Students noticed longer lines and overflowing trash bins at the Starbucks in Norris University Center during the time the register was not working properly, providing seemingly “free” food and coffee.

Fiona Roach, Assistant Campus Editor

Bing Crosby once sang “The Best Things in Life Are Free.”

But, unfortunately for Northwestern students, free Starbucks at the Norris University Center did not last forever. 

For a few weeks of Winter Quarter, it appeared the Starbucks register on the right side of the counter in Norris was not charging students who paid for items with dining dollars.

News of the malfunction spread quickly through the student body. But, with the issue now resolved, some students are seeing new, retroactive deductions from their meal plan accounts. 

Weinberg sophomore Caitlyn Hill said she heard about the malfunctioning register from her friends and decided to test it out.

“I didn’t get charged and I was like ‘Oh my gosh,’ so I came back to spread the good word,” Hill said. “My other friends (were) like, ‘We need to go load up. We need to go take full advantage of this moment.’”

She wouldn’t have minded being charged on purchase, she said, but was disappointed to be charged retroactively. She said she began with $80.86 in dining dollars prior to learning about the malfunction but now has $27. Like her, she said many of her friends spent a majority of their dining dollars.

Those who overdrew on their dining dollars have not faced any penalties or seen “negative” dining dollars in their GET Mobile accounts, though, according to Hill.

Assistant Vice President of Communications Jon Yates described the malfunctioning register as a delay in the charging of dining dollars, but did not comment on when or how the issue arose.

Northwestern University and its dining partner Compass Group are aware of a network connectivity issue that may have created a lag in processing transactions at the Starbucks located in the Norris University Center,” Yates wrote to The Daily.

Yates said any students with questions about their dining dollars or specific charges should reach out to Compass Group’s Chef Manager Patrick Cleope. 

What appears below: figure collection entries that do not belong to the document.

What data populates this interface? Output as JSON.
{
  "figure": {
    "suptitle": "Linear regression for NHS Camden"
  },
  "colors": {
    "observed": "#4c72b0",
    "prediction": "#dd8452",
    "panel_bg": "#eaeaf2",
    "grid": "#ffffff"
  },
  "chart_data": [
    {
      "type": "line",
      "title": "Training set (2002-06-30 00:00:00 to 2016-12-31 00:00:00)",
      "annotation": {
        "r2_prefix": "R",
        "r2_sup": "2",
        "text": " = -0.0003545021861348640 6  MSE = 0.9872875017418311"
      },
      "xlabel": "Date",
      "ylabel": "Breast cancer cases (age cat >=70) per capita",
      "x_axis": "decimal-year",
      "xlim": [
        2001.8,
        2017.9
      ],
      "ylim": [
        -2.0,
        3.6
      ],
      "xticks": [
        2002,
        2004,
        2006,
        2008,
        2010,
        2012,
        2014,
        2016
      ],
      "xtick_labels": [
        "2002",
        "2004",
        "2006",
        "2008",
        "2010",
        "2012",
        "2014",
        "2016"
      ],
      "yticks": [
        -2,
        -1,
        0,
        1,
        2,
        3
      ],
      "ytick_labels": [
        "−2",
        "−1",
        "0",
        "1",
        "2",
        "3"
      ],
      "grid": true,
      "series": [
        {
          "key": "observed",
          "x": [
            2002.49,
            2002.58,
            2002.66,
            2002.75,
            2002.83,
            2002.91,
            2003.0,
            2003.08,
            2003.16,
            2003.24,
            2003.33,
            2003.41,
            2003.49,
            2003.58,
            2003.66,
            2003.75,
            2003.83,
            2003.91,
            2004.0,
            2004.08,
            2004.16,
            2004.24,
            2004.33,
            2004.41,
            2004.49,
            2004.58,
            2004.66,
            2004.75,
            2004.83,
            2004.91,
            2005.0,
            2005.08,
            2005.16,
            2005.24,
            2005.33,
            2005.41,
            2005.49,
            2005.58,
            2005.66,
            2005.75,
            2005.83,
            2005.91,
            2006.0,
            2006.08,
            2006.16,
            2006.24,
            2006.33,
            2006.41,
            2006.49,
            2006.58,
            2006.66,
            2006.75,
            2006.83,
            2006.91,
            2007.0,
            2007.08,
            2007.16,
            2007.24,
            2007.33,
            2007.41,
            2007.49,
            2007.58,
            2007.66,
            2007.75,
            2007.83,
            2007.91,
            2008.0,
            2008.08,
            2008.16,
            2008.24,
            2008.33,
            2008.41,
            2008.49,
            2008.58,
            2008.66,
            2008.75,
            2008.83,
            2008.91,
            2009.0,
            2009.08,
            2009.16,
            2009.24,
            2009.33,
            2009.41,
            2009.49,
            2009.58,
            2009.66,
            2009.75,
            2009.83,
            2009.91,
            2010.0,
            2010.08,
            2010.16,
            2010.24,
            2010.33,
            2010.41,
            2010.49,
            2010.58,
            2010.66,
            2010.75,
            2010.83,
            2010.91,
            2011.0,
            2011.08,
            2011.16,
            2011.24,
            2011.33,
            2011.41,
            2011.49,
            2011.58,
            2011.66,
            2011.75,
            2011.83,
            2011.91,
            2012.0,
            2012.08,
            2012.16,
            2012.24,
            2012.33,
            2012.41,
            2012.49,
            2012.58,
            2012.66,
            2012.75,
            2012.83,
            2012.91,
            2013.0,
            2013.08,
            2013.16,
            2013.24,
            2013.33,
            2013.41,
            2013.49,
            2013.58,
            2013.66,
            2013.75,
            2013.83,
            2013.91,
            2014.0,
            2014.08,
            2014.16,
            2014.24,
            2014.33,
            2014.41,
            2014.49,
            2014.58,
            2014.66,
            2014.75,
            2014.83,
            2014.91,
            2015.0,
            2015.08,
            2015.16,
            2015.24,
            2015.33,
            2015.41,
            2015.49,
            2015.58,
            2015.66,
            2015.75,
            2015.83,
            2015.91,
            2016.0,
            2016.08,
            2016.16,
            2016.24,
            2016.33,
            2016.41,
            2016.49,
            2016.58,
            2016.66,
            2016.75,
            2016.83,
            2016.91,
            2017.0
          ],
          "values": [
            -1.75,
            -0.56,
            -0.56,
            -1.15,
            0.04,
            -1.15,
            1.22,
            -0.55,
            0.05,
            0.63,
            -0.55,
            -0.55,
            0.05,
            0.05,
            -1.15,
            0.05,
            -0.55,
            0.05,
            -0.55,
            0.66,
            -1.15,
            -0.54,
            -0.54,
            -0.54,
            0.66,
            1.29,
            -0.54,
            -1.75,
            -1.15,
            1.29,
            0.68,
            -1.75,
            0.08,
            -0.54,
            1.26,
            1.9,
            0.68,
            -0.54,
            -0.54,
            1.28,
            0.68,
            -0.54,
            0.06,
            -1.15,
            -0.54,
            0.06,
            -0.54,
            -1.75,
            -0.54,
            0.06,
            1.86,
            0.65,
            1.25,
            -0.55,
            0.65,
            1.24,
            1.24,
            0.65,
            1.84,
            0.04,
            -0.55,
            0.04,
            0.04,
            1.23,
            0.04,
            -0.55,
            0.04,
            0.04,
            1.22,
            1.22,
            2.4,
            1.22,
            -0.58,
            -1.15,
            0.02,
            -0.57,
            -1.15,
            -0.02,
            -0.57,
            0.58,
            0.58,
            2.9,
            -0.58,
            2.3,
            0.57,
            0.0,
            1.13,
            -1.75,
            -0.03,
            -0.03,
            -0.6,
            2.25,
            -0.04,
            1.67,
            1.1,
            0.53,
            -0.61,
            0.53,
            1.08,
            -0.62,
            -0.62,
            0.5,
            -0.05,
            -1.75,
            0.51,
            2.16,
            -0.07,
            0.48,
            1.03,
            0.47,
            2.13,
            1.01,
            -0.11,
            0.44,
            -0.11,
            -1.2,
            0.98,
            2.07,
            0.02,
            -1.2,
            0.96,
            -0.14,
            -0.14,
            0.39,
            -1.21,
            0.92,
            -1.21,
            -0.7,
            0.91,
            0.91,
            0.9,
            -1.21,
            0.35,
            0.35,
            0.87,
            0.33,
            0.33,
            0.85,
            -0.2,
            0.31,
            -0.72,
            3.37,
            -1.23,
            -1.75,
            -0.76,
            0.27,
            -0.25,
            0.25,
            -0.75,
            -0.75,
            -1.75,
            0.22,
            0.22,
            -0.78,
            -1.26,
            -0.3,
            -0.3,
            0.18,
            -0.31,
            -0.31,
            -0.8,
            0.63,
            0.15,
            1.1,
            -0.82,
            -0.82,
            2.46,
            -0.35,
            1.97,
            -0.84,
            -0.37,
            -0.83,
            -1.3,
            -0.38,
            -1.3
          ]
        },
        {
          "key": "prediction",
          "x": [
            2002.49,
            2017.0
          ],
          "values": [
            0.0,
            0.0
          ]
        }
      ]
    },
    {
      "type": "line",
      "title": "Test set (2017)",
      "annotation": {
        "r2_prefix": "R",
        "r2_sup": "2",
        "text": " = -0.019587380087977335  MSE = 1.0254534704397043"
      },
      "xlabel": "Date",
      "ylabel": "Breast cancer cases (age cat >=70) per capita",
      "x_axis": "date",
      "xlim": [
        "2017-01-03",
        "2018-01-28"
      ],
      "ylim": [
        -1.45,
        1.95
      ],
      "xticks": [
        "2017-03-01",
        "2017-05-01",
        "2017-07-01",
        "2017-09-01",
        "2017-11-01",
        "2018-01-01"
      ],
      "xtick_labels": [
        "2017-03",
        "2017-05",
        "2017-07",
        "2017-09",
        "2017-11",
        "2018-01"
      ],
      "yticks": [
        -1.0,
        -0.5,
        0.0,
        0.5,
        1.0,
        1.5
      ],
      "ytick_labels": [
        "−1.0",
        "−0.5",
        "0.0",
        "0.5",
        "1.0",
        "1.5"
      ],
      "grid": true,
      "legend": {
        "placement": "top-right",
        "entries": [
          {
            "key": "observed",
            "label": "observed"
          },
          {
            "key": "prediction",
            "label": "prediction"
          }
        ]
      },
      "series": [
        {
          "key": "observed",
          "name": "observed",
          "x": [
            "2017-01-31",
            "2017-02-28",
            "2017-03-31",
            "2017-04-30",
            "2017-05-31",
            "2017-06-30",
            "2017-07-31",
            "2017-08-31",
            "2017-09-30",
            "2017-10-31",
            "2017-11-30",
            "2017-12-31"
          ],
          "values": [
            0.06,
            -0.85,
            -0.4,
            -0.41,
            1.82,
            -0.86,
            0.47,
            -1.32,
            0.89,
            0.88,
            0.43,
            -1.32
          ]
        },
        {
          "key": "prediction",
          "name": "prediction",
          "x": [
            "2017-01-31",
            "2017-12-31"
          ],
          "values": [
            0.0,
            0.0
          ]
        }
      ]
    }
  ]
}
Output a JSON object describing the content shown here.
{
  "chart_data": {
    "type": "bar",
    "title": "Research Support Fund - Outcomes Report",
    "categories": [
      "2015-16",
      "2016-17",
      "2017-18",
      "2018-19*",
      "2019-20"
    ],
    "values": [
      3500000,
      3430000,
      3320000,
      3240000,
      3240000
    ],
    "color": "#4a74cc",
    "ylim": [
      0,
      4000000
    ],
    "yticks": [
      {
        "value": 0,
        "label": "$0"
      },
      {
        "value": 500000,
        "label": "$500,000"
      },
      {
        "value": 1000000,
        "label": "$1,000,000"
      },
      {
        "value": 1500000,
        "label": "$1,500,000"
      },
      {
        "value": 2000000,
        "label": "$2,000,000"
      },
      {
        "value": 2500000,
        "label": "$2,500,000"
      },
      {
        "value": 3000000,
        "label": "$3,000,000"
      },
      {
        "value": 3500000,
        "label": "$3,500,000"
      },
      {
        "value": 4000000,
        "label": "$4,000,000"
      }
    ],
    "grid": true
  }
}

Weinberg sophomore Tommy Ouyang said he expected the University would charge for items purchased through the malfunctioning register. He also said he noticed longer lines at the Starbucks — along with overflowing trash cans nearby — during the period the items were assumed to be free.

Ouyang said even juniors and seniors who did not have dining plans were able to purchase items from Starbucks without seeing changes in their accounts. 

For students who didn’t realize they weren’t being charged, Ouyang said they may not have noticed how many dining dollars they were actually spending.

“I do realize that it’s hard to distinguish between the people who decided to take as much advantage of the system as they could and the people who just genuinely didn’t know,” Ouyang said. “But I think that because part of it was just a mistake, they should not charge every single person beyond their dining dollar balance.”

Hill said she and her friends were excited about the seemingly free food and coffee during the stress of preparing for and taking midterm examinations. 

But, she added that she feels the University has other problems to deal with instead of missing dining dollars.

“Nothing happens to (the University) if they don’t charge us dining dollars — it’s fake money,” Hill said.

Correction: A previous version of this story misspelled Bing Crosby’s name. The Daily regrets the error.